Plant diseases are a major limiting factor for crop production and food security in Cambodia. Part of the problem is that the resources and human expertise needed to manage the diseases are in limited supply.
Tho Kim Eang, a scholar with the Borlaug Higher Education for Agricultural Research and Development (BHEARD) program, wants to become one of the experts who manage Cambodia’s plant diseases, thereby increasing food security and reducing poverty in his home country.
The goal of BHEARD, supported by the U.S. Agency for International Development, is to develop agricultural scientists and increase agricultural research capacity in its partner countries. The program is named after Dr. Norman Borlaug, an American biologist, humanitarian and Nobel laureate who has been called “the father of the Green Revolution.”
Having grown up on a rural farm, Tho’s long-term goal is to become a competent researcher and lecturer, ultimately helping to improve the productive capacity of Cambodian agriculture. More specifically, he wants to compile lists of strategic agricultural crops, their diseases and their control options – information that will have important ramifications for the country’s quarantine and exporting procedures.
Tho is currently pursuing a Ph.D. in plant pathology at Michigan State University (MSU). His research topic is bacterial disease management in onion. He is studying the bacterial species infecting onions, their virulence on plants and bulbs, their epidemiology, their resistance to copper, and the mechanism of disease resistance exhibited by resistant cultivars – all with the goal of better understanding bacterial disease pathogens so he can figure out how to control them.
Mary Hausbeck, an MSU professor and Tho’s academic mentor, said he’s focusing on onions because that crop is grown in both Michigan and Cambodia.
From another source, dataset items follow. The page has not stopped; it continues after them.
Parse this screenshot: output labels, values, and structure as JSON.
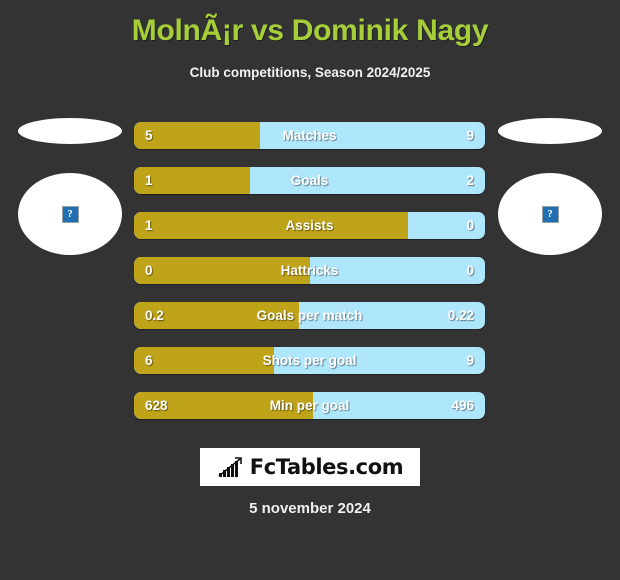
{
  "header": {
    "title": "MolnÃ¡r vs Dominik Nagy",
    "subtitle": "Club competitions, Season 2024/2025",
    "title_color": "#a6ce39"
  },
  "avatars": {
    "left": {
      "name": "left-player-photo",
      "icon": "broken-image-icon",
      "glyph": "?"
    },
    "right": {
      "name": "right-player-photo",
      "icon": "broken-image-icon",
      "glyph": "?"
    }
  },
  "colors": {
    "home_bar": "#bfa318",
    "away_bar": "#aee6fb",
    "background": "#333333",
    "text": "#ffffff"
  },
  "chart_data": {
    "type": "bar",
    "title": "MolnÃ¡r vs Dominik Nagy",
    "subtitle": "Club competitions, Season 2024/2025",
    "orientation": "horizontal-diverging",
    "series": [
      {
        "name": "MolnÃ¡r",
        "color": "#bfa318",
        "values": [
          5,
          1,
          1,
          0,
          0.2,
          6,
          628
        ]
      },
      {
        "name": "Dominik Nagy",
        "color": "#aee6fb",
        "values": [
          9,
          2,
          0,
          0,
          0.22,
          9,
          496
        ]
      }
    ],
    "categories": [
      "Matches",
      "Goals",
      "Assists",
      "Hattricks",
      "Goals per match",
      "Shots per goal",
      "Min per goal"
    ],
    "rows": [
      {
        "label": "Matches",
        "home": "5",
        "away": "9",
        "home_pct": 36
      },
      {
        "label": "Goals",
        "home": "1",
        "away": "2",
        "home_pct": 33
      },
      {
        "label": "Assists",
        "home": "1",
        "away": "0",
        "home_pct": 78
      },
      {
        "label": "Hattricks",
        "home": "0",
        "away": "0",
        "home_pct": 50
      },
      {
        "label": "Goals per match",
        "home": "0.2",
        "away": "0.22",
        "home_pct": 47
      },
      {
        "label": "Shots per goal",
        "home": "6",
        "away": "9",
        "home_pct": 40
      },
      {
        "label": "Min per goal",
        "home": "628",
        "away": "496",
        "home_pct": 51
      }
    ],
    "legend_position": "none",
    "grid": false
  },
  "footer": {
    "logo_text": "FcTables.com",
    "logo_icon": "bar-chart-arrow-icon",
    "date": "5 november 2024"
  }
}
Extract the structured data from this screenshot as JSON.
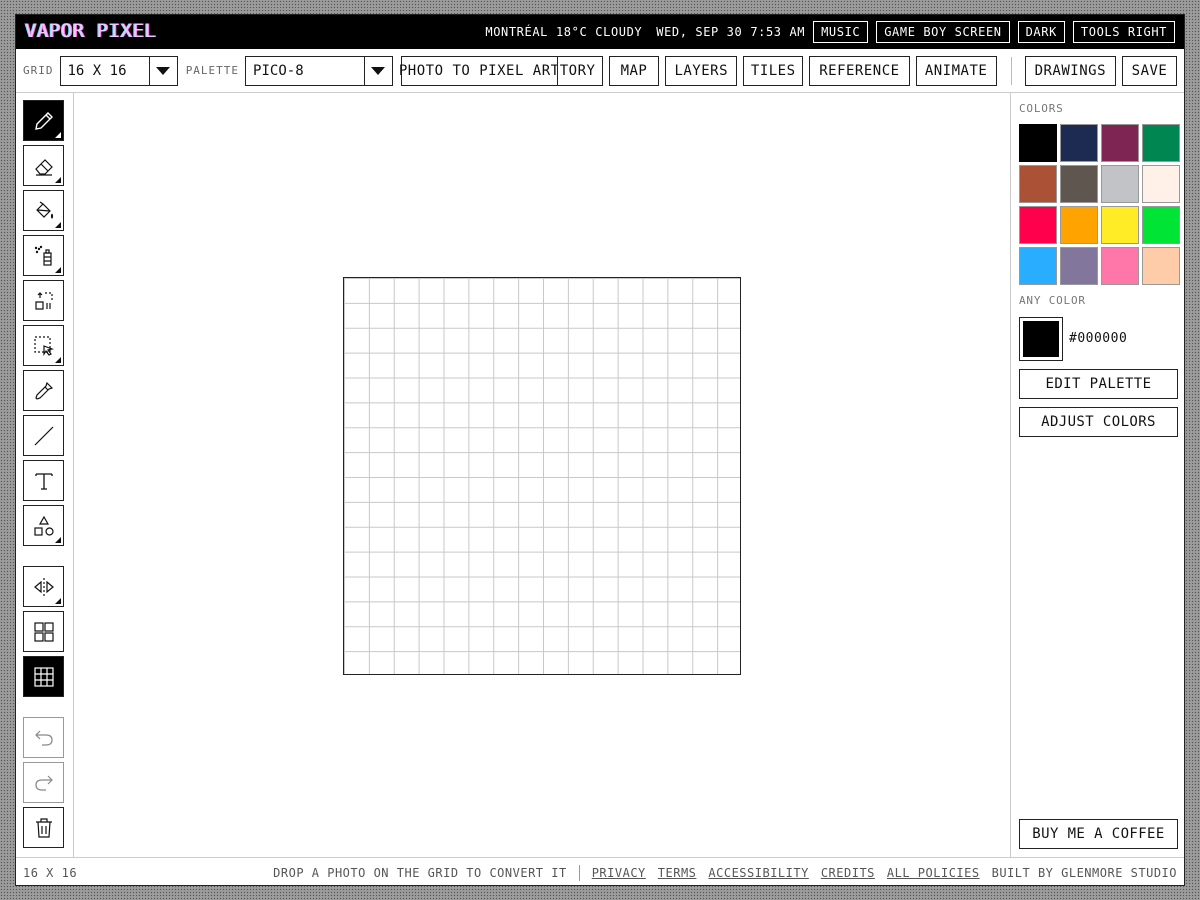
{
  "app": {
    "title": "VAPOR PIXEL"
  },
  "titlebar": {
    "city": "MONTRÉAL",
    "temp": "18°C",
    "weather": "CLOUDY",
    "date": "WED, SEP 30",
    "time": "7:53 AM",
    "buttons": [
      "MUSIC",
      "GAME BOY SCREEN",
      "DARK",
      "TOOLS RIGHT"
    ]
  },
  "toolbar": {
    "grid_label": "GRID",
    "grid_value": "16 X 16",
    "palette_label": "PALETTE",
    "palette_value": "PICO-8",
    "buttons": [
      "PHOTO TO PIXEL ART",
      "TORY",
      "MAP",
      "LAYERS",
      "TILES",
      "REFERENCE",
      "ANIMATE"
    ],
    "drawings_label": "DRAWINGS",
    "save_label": "SAVE"
  },
  "tools": [
    {
      "name": "pencil-tool",
      "icon": "pencil-icon",
      "active": true,
      "submenu": true
    },
    {
      "name": "eraser-tool",
      "icon": "eraser-icon",
      "active": false,
      "submenu": true
    },
    {
      "name": "fill-tool",
      "icon": "paint-bucket-icon",
      "active": false,
      "submenu": true
    },
    {
      "name": "spray-tool",
      "icon": "spray-can-icon",
      "active": false,
      "submenu": true
    },
    {
      "name": "move-tool",
      "icon": "move-selection-icon",
      "active": false,
      "submenu": false
    },
    {
      "name": "select-tool",
      "icon": "marquee-select-icon",
      "active": false,
      "submenu": true
    },
    {
      "name": "eyedropper-tool",
      "icon": "eyedropper-icon",
      "active": false,
      "submenu": false
    },
    {
      "name": "line-tool",
      "icon": "line-icon",
      "active": false,
      "submenu": false
    },
    {
      "name": "text-tool",
      "icon": "text-icon",
      "active": false,
      "submenu": false
    },
    {
      "name": "shapes-tool",
      "icon": "shapes-icon",
      "active": false,
      "submenu": true
    },
    {
      "name": "mirror-tool",
      "icon": "mirror-icon",
      "active": false,
      "submenu": true
    },
    {
      "name": "tile-view-tool",
      "icon": "tile-grid-icon",
      "active": false,
      "submenu": false
    },
    {
      "name": "grid-toggle-tool",
      "icon": "grid-icon",
      "active": true,
      "submenu": false
    },
    {
      "name": "undo-tool",
      "icon": "undo-icon",
      "active": false,
      "submenu": false
    },
    {
      "name": "redo-tool",
      "icon": "redo-icon",
      "active": false,
      "submenu": false
    },
    {
      "name": "clear-tool",
      "icon": "trash-icon",
      "active": false,
      "submenu": false
    }
  ],
  "colors": {
    "label": "COLORS",
    "swatches": [
      "#000000",
      "#1d2b53",
      "#7e2553",
      "#008751",
      "#ab5236",
      "#5f574f",
      "#c2c3c7",
      "#fff1e8",
      "#ff004d",
      "#ffa300",
      "#ffec27",
      "#00e436",
      "#29adff",
      "#83769c",
      "#ff77a8",
      "#ffccaa"
    ],
    "selected_index": 0,
    "any_color_label": "ANY COLOR",
    "current_hex": "#000000",
    "edit_palette_label": "EDIT PALETTE",
    "adjust_colors_label": "ADJUST COLORS",
    "coffee_label": "BUY ME A COFFEE"
  },
  "canvas": {
    "cols": 16,
    "rows": 16
  },
  "status": {
    "grid_size": "16 X 16",
    "hint": "DROP A PHOTO ON THE GRID TO CONVERT IT",
    "links": [
      "PRIVACY",
      "TERMS",
      "ACCESSIBILITY",
      "CREDITS",
      "ALL POLICIES"
    ],
    "built_by": "BUILT BY GLENMORE STUDIO"
  }
}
As part of Hausbeck’s lab, Tho worked directly with the Michigan onion industry to better understand bacterial leaf blight, a prevalent disease in the state’s growing regions. He took samples from multiple fields and identified and characterized various pathogens. He tested different cultivars and their susceptibility to bacterial leaf blight. The knowledge and research techniques he gained at MSU will help him survey onion crops and develop disease management strategies back home, Hausbeck said.
Tho returned to Cambodia in December 2016, where he’s continuing his Ph.D. research on the evaluation of onion cultivars for their adaptability and resistance to bacterial disease infection. One particular limitation he’s facing at home is a shortage of laboratory equipment and supplies. It can take days or weeks for the necessary items to be delivered. The lack of good equipment and facilities lengthens the time required for each experiment, he said.
After earning his Ph.D., Tho plans to go back to work as an associate chair in the Department of Crop Production at the Royal University of Agriculture in Phnom Penh, Cambodia’s capital city.